No se prueba ruptura atribuible al hijo

Un punto fundamental del fallo analiza la relación entre padre e hijo. Aunque el joven admitió que dejó de asistir al domicilio paterno alrededor de los 14 o 15 años, la Audiencia recalca que no hubo una ruptura total del vínculo. Según las pruebas, ambos mantuvieron contacto frecuente mediante llamadas telefónicas y mensajes por WhatsApp durante varios años.

Asimismo, el tribunal destaca que en 2024 fue el propio hijo quien intentó comunicarse con su padre sin recibir respuesta, y que el régimen de visitas establecido judicialmente dejó de cumplirse cuando todavía no era mayor de edad, sin que el padre demostrara haber intentado preservar la relación.

Por ello, los jueces concluyen que la falta de relación no puede atribuirse “de forma principal, relevante e intensa” al hijo, condición indispensable para extinguir la pensión según la doctrina del Supremo.
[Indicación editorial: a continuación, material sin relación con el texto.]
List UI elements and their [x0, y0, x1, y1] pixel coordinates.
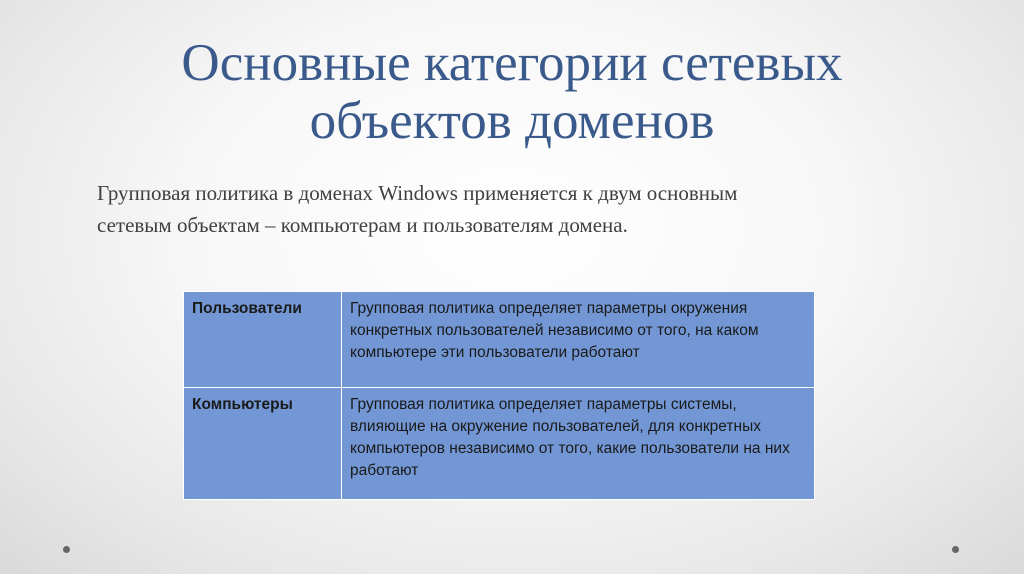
slide-title-line-1: Основные категории сетевых [181, 34, 843, 92]
intro-paragraph [97, 177, 897, 241]
description-cell-computers: Групповая политика определяет параметры системы, влияющие на окружение пользователей, для конкретных компьютеров независимо от того, какие пользователи на них работают [342, 388, 815, 500]
table-row-users [184, 292, 815, 388]
decorative-dot-left [63, 546, 70, 553]
decorative-dot-right [952, 546, 959, 553]
table-row-computers [184, 388, 815, 500]
slide-title [0, 34, 1024, 150]
category-cell-users: Пользователи [184, 292, 342, 388]
intro-line-1: Групповая политика в доменах Windows применяется к двум основным [97, 181, 738, 205]
intro-line-2: сетевым объектам – компьютерам и пользователям домена. [97, 213, 628, 237]
category-cell-computers: Компьютеры [184, 388, 342, 500]
slide-title-line-2: объектов доменов [309, 92, 715, 150]
categories-table [183, 291, 815, 500]
description-cell-users: Групповая политика определяет параметры окружения конкретных пользователей независимо от того, на каком компьютере эти пользователи работают [342, 292, 815, 388]
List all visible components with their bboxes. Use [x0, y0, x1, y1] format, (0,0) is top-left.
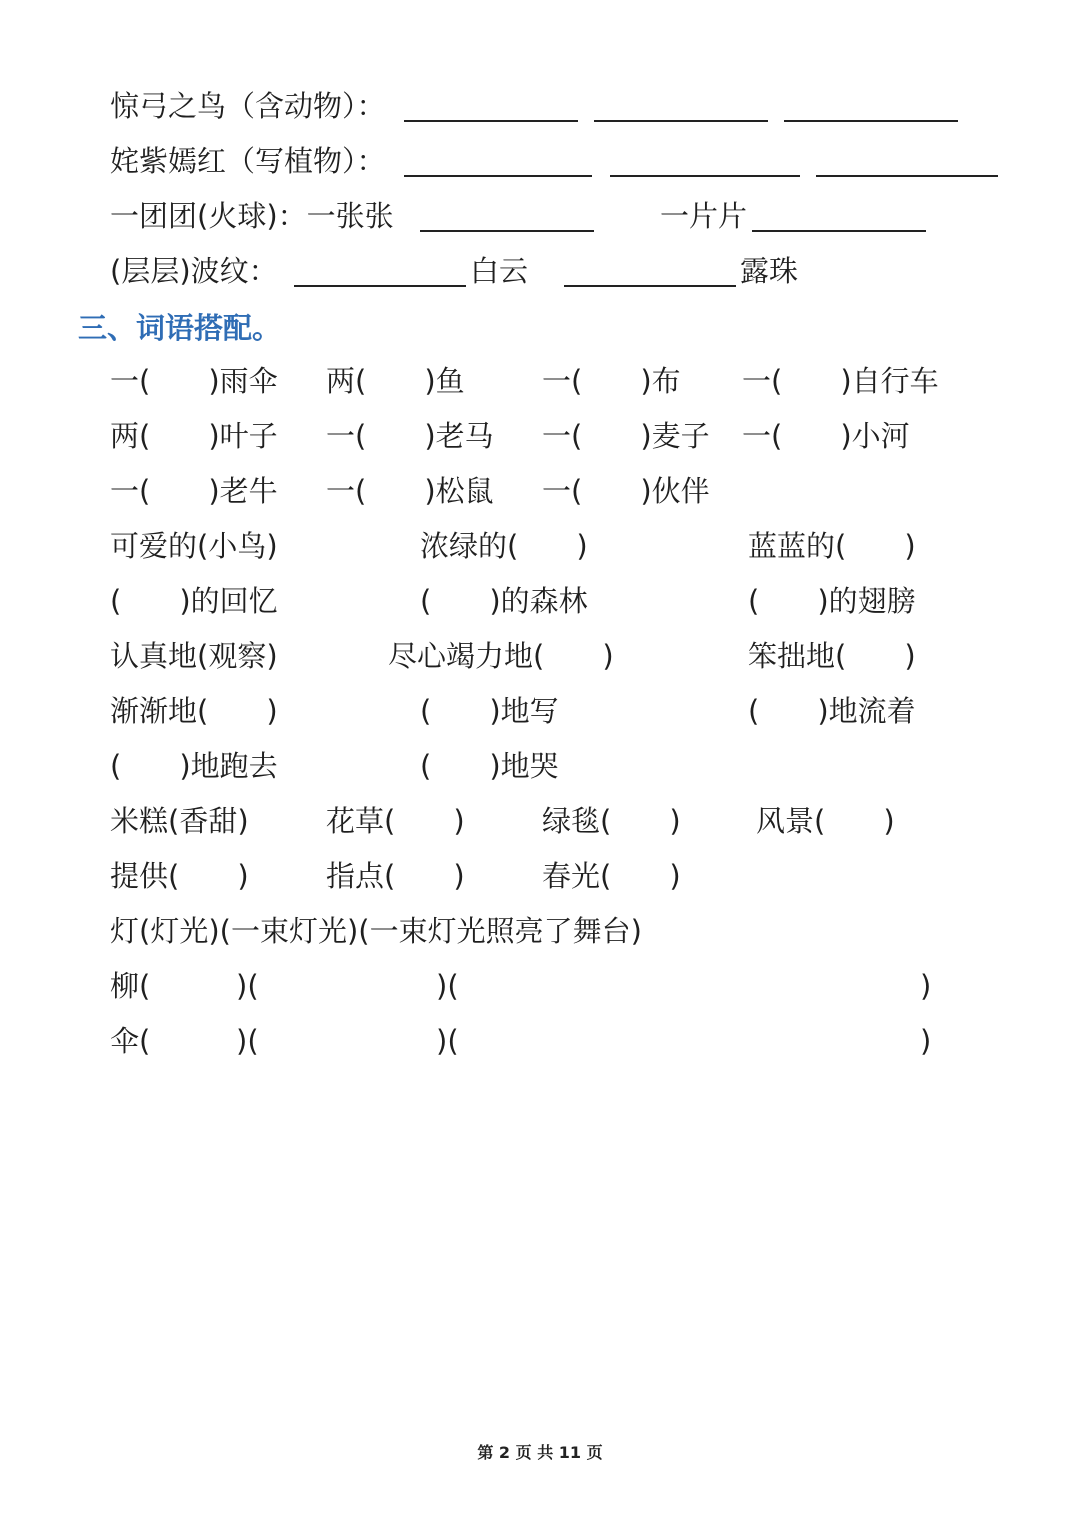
- exercise-item[interactable]: 提供( ): [110, 859, 249, 893]
- prompt-label: 一团团(火球)：一张张: [110, 199, 394, 233]
- exercise-item[interactable]: ( )地流着: [748, 694, 916, 728]
- answer-blank[interactable]: [610, 175, 800, 177]
- exercise-item[interactable]: 一( )松鼠: [326, 474, 494, 508]
- expand-bracket[interactable]: ): [920, 1024, 932, 1058]
- exercise-item[interactable]: 风景( ): [756, 804, 895, 838]
- exercise-item[interactable]: 一( )自行车: [742, 364, 939, 398]
- exercise-item[interactable]: 一( )布: [542, 364, 681, 398]
- expand-word: 伞(: [110, 1024, 151, 1058]
- exercise-item[interactable]: 一( )老牛: [110, 474, 278, 508]
- expand-bracket[interactable]: )(: [236, 1024, 259, 1058]
- answer-blank[interactable]: [816, 175, 998, 177]
- answer-blank[interactable]: [784, 120, 958, 122]
- prompt-label: 一片片: [660, 199, 748, 233]
- prompt-label: 露珠: [740, 254, 799, 288]
- answer-blank[interactable]: [564, 285, 736, 287]
- exercise-item[interactable]: 浓绿的( ): [420, 529, 588, 563]
- prompt-label: (层层)波纹：: [110, 254, 278, 288]
- exercise-item[interactable]: 一( )伙伴: [542, 474, 710, 508]
- prompt-label: 姹紫嫣红（写植物）：: [110, 144, 386, 178]
- page-number: 第 2 页 共 11 页: [477, 1443, 603, 1462]
- exercise-item[interactable]: 渐渐地( ): [110, 694, 278, 728]
- exercise-item[interactable]: 两( )叶子: [110, 419, 278, 453]
- exercise-item[interactable]: 一( )雨伞: [110, 364, 278, 398]
- answer-blank[interactable]: [594, 120, 768, 122]
- answer-blank[interactable]: [404, 175, 592, 177]
- exercise-item[interactable]: 尽心竭力地( ): [388, 639, 614, 673]
- example-text: 灯(灯光)(一束灯光)(一束灯光照亮了舞台): [110, 914, 642, 948]
- exercise-item[interactable]: ( )地写: [420, 694, 559, 728]
- expand-bracket[interactable]: )(: [236, 969, 259, 1003]
- exercise-item[interactable]: 蓝蓝的( ): [748, 529, 916, 563]
- prompt-label: 惊弓之鸟（含动物）：: [110, 89, 386, 123]
- exercise-item: 米糕(香甜): [110, 804, 249, 838]
- expand-bracket[interactable]: )(: [436, 1024, 459, 1058]
- answer-blank[interactable]: [404, 120, 578, 122]
- exercise-item[interactable]: 绿毯( ): [542, 804, 681, 838]
- expand-bracket[interactable]: )(: [436, 969, 459, 1003]
- exercise-item[interactable]: ( )地哭: [420, 749, 559, 783]
- exercise-item[interactable]: 一( )老马: [326, 419, 494, 453]
- expand-word: 柳(: [110, 969, 151, 1003]
- answer-blank[interactable]: [294, 285, 466, 287]
- exercise-item: 可爱的(小鸟): [110, 529, 278, 563]
- exercise-item[interactable]: 春光( ): [542, 859, 681, 893]
- exercise-item[interactable]: 一( )麦子: [542, 419, 710, 453]
- exercise-item[interactable]: 笨拙地( ): [748, 639, 916, 673]
- exercise-item[interactable]: 花草( ): [326, 804, 465, 838]
- exercise-item[interactable]: ( )地跑去: [110, 749, 278, 783]
- answer-blank[interactable]: [420, 230, 594, 232]
- exercise-item[interactable]: 两( )鱼: [326, 364, 465, 398]
- exercise-item[interactable]: ( )的翅膀: [748, 584, 916, 618]
- exercise-item: 认真地(观察): [110, 639, 278, 673]
- expand-bracket[interactable]: ): [920, 969, 932, 1003]
- prompt-label: 白云: [470, 254, 529, 288]
- answer-blank[interactable]: [752, 230, 926, 232]
- exercise-item[interactable]: ( )的回忆: [110, 584, 278, 618]
- exercise-item[interactable]: 指点( ): [326, 859, 465, 893]
- section-heading: 三、词语搭配。: [78, 311, 282, 345]
- exercise-item[interactable]: 一( )小河: [742, 419, 910, 453]
- exercise-item[interactable]: ( )的森林: [420, 584, 588, 618]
El desempeño académico, bajo escrutinio

La Audiencia rechaza también el argumento de un supuesto fracaso académico. El joven cursa actualmente estudios universitarios en Lenguas Modernas, tras cambiar de carrera y con varias asignaturas convalidadas. Además, recibe una beca que, según el tribunal, demuestra un aprovechamiento académico adecuado.

La resolución recuerda que a los 21 o 22 años no es habitual incorporarse plenamente al mercado laboral y que el hijo ha realizado trabajos esporádicos, lo que evidencia cierto esfuerzo sin haber alcanzado aún la independencia económica.

El fallo se fundamenta expresamente en la jurisprudencia del Tribunal Supremo, que establece que la pensión para hijos mayores de edad se sustenta en el principio de solidaridad familiar y solo puede terminar en situaciones estrictamente definidas. Los jueces insisten en que la ausencia de relación debe ser grave, prolongada y atribuible casi exclusivamente al hijo, criterio que no se ha acreditado en este caso.

El padre asume las costas

La Audiencia ha impuesto al padre el pago de las costas del recurso de apelación y ha confirmado íntegramente la sentencia de primera instancia. No obstante, la decisión aún puede ser impugnada ante el Tribunal Supremo si se presenta interés casacional.

La sentencia refuerza una tendencia judicial cada vez más clara: los conflictos familiares o el distanciamiento personal no son por sí solos motivo suficiente para suspender la pensión de un hijo mayor de edad que sigue formándose y que depende económicamente de sus progenitores.